Exercise and fasting are the best-studied examples. Physical activity causes slight damage to muscle tissue and produces mild mitochondrial stress -- the cell's power plants are, in a sense, stimulated. This leads to recovery and strengthening: cells become more resilient. The same applies to intermittent fasting: the period without food activates stress-resistance mechanisms, in part through proteins involved in cell maintenance. Crucially, recovery is part of the process. Without sufficient recovery after the exertion or the fast, no benefit occurs -- only damage.

Regular sauna use (temperatures of 45 to 100 degrees Celsius) is another example of heat stress as a hormesis trigger. Large observational cohort studies found a dose-dependent association between frequency of sauna use and a reduced risk of disease and mortality. This is an association, not a proven causal relationship, but the biological responses -- such as neuroendocrine and cardiovascular adaptation -- align well with the hormesis model.

Plant-derived compounds such as sulforaphane (from broccoli), curcumin (from turmeric), and resveratrol activate protective enzyme systems in cells at low doses. Notably, plants produce these compounds precisely as a defence against herbivory; at high doses they are toxic to humans. The evidence that they do anything beneficial in humans at common, low doses is preliminary and promising, but optimal dosing has not yet been established.

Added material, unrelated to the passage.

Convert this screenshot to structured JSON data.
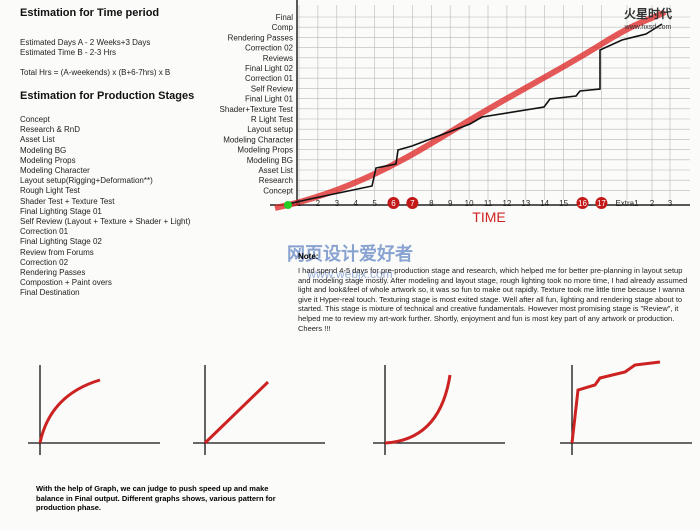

A specific form is called mitohormesis: a small amount of stress to the mitochondria -- for example via certain plant compounds or exercise -- leads to protective responses that extended lifespan in animal models ranging from worms to mammals. Whether this works equally strongly in humans is still unknown; human evidence is limited. The same applies to mild oxygen deprivation (hypoxic conditioning), which is being investigated in heart and brain conditions, but where the correct dosing is far from settled and incorrect application can be dangerous.

The most important safety point is the inverted U-shape of hormesis. Overtraining, excessively prolonged fasting, or high doses of phytochemicals exceed the biological threshold within which the body can adapt, and at that point become harmful. Multiple sources state this explicitly. More, harder, or higher doses are therefore not synonymous with greater benefit; the principle only works within a limited margin that is not the same for everyone.

The evidence
8 studies

Evidence is based on multiple human observational studies (sauna), animal and mechanistic research (mitohormesis, MOTS-c), and a combination of animal and limited human research (caloric restriction, phytonutrients). No large randomised trials directly testing the broad concept of hormesis in humans.